No anotarlas en un papel: mucha gente guarda el pin del banco en un papel dentro de su billetera o su cartera. Esto solo hace que al perder sufrir la pérdida o un robo de nuestras pertenencias, le acercamos al ladrón nuestra tarjeta Y su pin.

Usar diferentes contraseñas para diferentes servicios: hace un tiempo, Yahoo! fue hackeado y hace no tan poco tiempo, una infección por Skype empezó a extenderse cuando los hackers descubrieron que muchas contraseñas eran idénticas en ambos servicios. Nuestra contraseña es tan fuerte como el sitio más débil donde se usa.

-No usar datos conocidos: si bien hackers y crackers usan técnicas avanzadas para hacerse de nuestros accesos, la forma más simple de entrar a una cuenta es “adivinar” la contraseña probando datos conocidos.

-Mantener nuestra computadora sana: todos los datos que ingreses en una computadora comprometida o afectada son considerados comprometidos. Contraseñas, tarjetas de crédito, nombres de usuario, todo está en peligro si alguien esta leyendo todo lo que escribimos en nuestra computadora.

-Usar gestores de contraseñas: todos los exploradores modernos ofrecen guardar nuestras contraseñas con diferentes niveles de seguridad. LastPass es mi recomendación personal y laboral para máxima seguridad.

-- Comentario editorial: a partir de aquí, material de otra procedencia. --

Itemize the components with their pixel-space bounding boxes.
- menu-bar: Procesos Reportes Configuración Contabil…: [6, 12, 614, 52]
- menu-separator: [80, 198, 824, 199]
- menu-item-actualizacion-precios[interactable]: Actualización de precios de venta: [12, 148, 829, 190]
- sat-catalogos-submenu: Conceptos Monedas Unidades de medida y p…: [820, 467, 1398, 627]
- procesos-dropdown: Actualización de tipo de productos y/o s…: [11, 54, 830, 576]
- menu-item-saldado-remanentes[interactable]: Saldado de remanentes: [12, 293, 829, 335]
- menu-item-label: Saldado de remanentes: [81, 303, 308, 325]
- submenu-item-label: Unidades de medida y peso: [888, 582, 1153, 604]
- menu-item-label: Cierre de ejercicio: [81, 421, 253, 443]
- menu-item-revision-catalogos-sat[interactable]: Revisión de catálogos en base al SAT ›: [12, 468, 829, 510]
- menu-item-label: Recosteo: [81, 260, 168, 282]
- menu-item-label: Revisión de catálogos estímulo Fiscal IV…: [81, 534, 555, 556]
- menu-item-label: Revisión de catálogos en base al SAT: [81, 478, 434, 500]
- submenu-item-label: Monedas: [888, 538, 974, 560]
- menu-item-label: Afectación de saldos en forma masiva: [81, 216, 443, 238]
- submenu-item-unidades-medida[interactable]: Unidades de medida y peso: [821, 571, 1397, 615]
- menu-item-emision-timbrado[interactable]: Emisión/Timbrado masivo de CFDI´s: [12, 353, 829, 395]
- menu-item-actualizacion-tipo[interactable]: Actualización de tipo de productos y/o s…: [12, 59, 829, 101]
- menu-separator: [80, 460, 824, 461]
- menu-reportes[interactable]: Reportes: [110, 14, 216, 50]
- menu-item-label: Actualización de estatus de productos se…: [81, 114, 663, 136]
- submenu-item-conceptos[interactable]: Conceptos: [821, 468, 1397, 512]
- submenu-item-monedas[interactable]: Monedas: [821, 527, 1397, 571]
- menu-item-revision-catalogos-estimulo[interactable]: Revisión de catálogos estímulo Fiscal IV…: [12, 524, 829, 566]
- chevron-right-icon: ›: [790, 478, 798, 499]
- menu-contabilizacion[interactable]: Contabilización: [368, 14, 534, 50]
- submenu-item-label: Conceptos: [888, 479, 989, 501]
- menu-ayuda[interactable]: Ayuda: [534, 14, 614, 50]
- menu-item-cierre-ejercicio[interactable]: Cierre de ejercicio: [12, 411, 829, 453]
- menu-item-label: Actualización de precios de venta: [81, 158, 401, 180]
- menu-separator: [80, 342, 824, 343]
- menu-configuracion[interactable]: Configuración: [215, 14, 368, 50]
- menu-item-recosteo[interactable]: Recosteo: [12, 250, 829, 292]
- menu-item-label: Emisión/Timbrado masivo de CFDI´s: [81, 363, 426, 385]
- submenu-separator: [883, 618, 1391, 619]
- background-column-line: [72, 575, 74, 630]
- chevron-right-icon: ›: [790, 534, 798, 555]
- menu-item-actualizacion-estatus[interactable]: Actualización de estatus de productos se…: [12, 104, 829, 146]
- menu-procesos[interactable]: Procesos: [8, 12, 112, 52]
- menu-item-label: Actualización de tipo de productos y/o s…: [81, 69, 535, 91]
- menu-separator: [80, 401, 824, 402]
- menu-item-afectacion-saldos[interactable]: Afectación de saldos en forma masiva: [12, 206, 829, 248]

-Crear contraseñas seguras: una contraseña segura se considera aquella que no está normalmente en un diccionario, algo que muchos crackers utilizan para “probar” diferentes combinaciones hasta encontrar la correcta.

Ejemplos de contrasenas seguras son:

Password hacking illustration

yJtpTkX62iGMMpSf o collect232754waterboy1beat68took, de una longitud importante o con una complejidad alta para no ser adivinada. Hay múltiples generadores online para crear estas contraseñas.

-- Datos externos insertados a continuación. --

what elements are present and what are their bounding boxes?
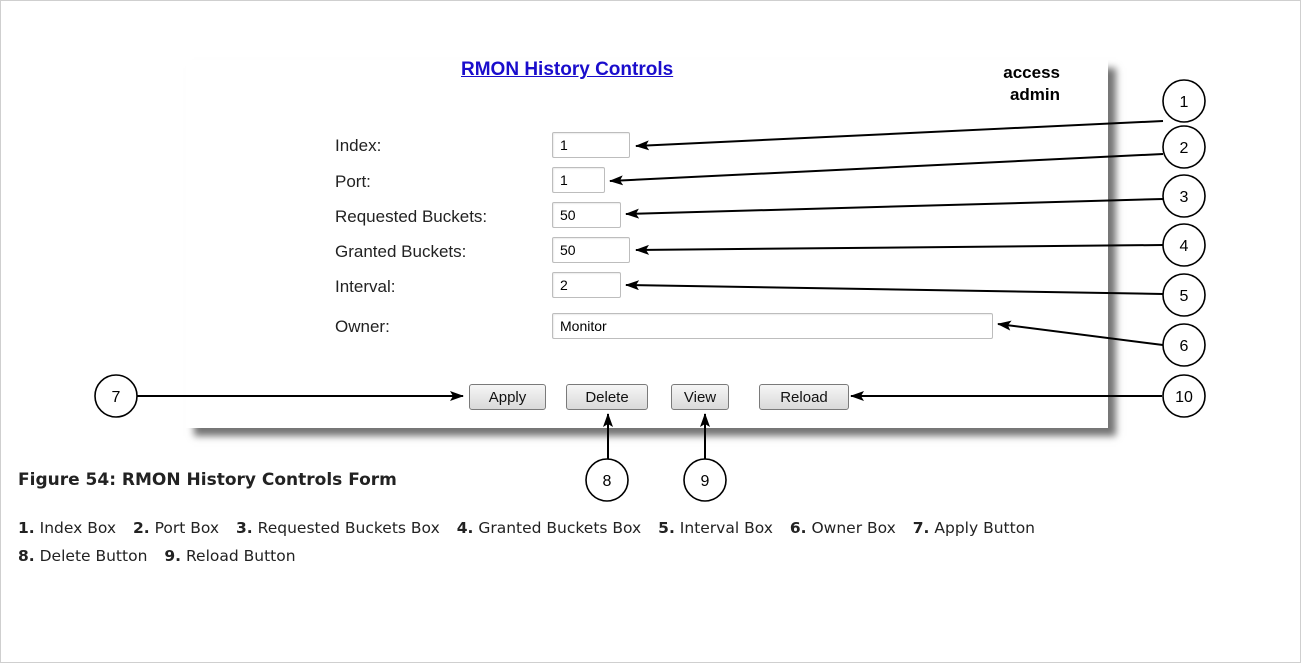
- legend-item: 9. Reload Button: [164, 547, 296, 565]
- legend-item: 1. Index Box: [18, 519, 117, 537]
- callout-4-arrow: [635, 244, 1164, 255]
- callout-6-arrow: [997, 320, 1164, 346]
- legend-item: 7. Apply Button: [912, 519, 1035, 537]
- callout-9-number: 9: [701, 473, 710, 490]
- legend-item: 5. Interval Box: [658, 519, 773, 537]
- callout-2-arrow: [609, 153, 1164, 186]
- callout-1-arrow: [635, 120, 1164, 151]
- callout-4-number: 4: [1180, 238, 1189, 255]
- callout-3-arrow: [625, 198, 1164, 219]
- legend-item: 6. Owner Box: [789, 519, 896, 537]
- callout-10-number: 10: [1175, 389, 1193, 406]
- callout-3-number: 3: [1180, 189, 1189, 206]
- legend-item: 2. Port Box: [132, 519, 220, 537]
- callout-5-number: 5: [1180, 288, 1189, 305]
- callout-1-number: 1: [1180, 94, 1189, 111]
- figure-legend: 1. Index Box 2. Port Box 3. Requested Bu…: [18, 514, 1278, 570]
- legend-item: 8. Delete Button: [18, 547, 148, 565]
- callout-2-number: 2: [1180, 140, 1189, 157]
- callout-8-number: 8: [603, 473, 612, 490]
- callout-5-arrow: [625, 280, 1164, 295]
- figure-caption: Figure 54: RMON History Controls Form: [18, 470, 397, 490]
- legend-item: 3. Requested Buckets Box: [236, 519, 440, 537]
- callout-6-number: 6: [1180, 338, 1189, 355]
- legend-item: 4. Granted Buckets Box: [456, 519, 642, 537]
- callout-7-number: 7: [112, 389, 121, 406]
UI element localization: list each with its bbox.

-No transmitir nuestras contraseñas por canales inseguros: un mensaje de texto, un whatsapp, una página sin encriptar (https) o un mail pueden parecer canales seguros de transmisión, pero una vez que una contraseña esta escrita y transmitida en texto plano debe considerarse como insegura. Si bien el medio de transmisión puede considerarse seguro, una vez que la contraseña no está solo en nuestro poder debería considerarse comprometida.

-Cambiar la contraseña regularmente: esta práctica, si bien no está muy extendida, es una de las mejores recomendaciones que conocemos. Cada 30 o 60 días las contraseñas deberían ser cambiadas para una mayor seguridad aun si creemos que no fueron vulneradas.

El futuro de las contraseñas

Como podrán ver hasta aquí, hay que tener ciertos recaudos para operar online con contraseñas. Esto podría cambiar en el futuro cercano con desarrollos como True Key de Intel (desarrollado en Córdoba, Argentina) o huellas digitales como ya aceptan muchos teléfonos. Si bien estos sistemas ya están funcionando, no son masivos y aún tenemos que cargar con nuestras contraseñas para utilizar nuestros servicios. ¿Y vos, usarías tu cuerpo o tus signos vitales como contraseña?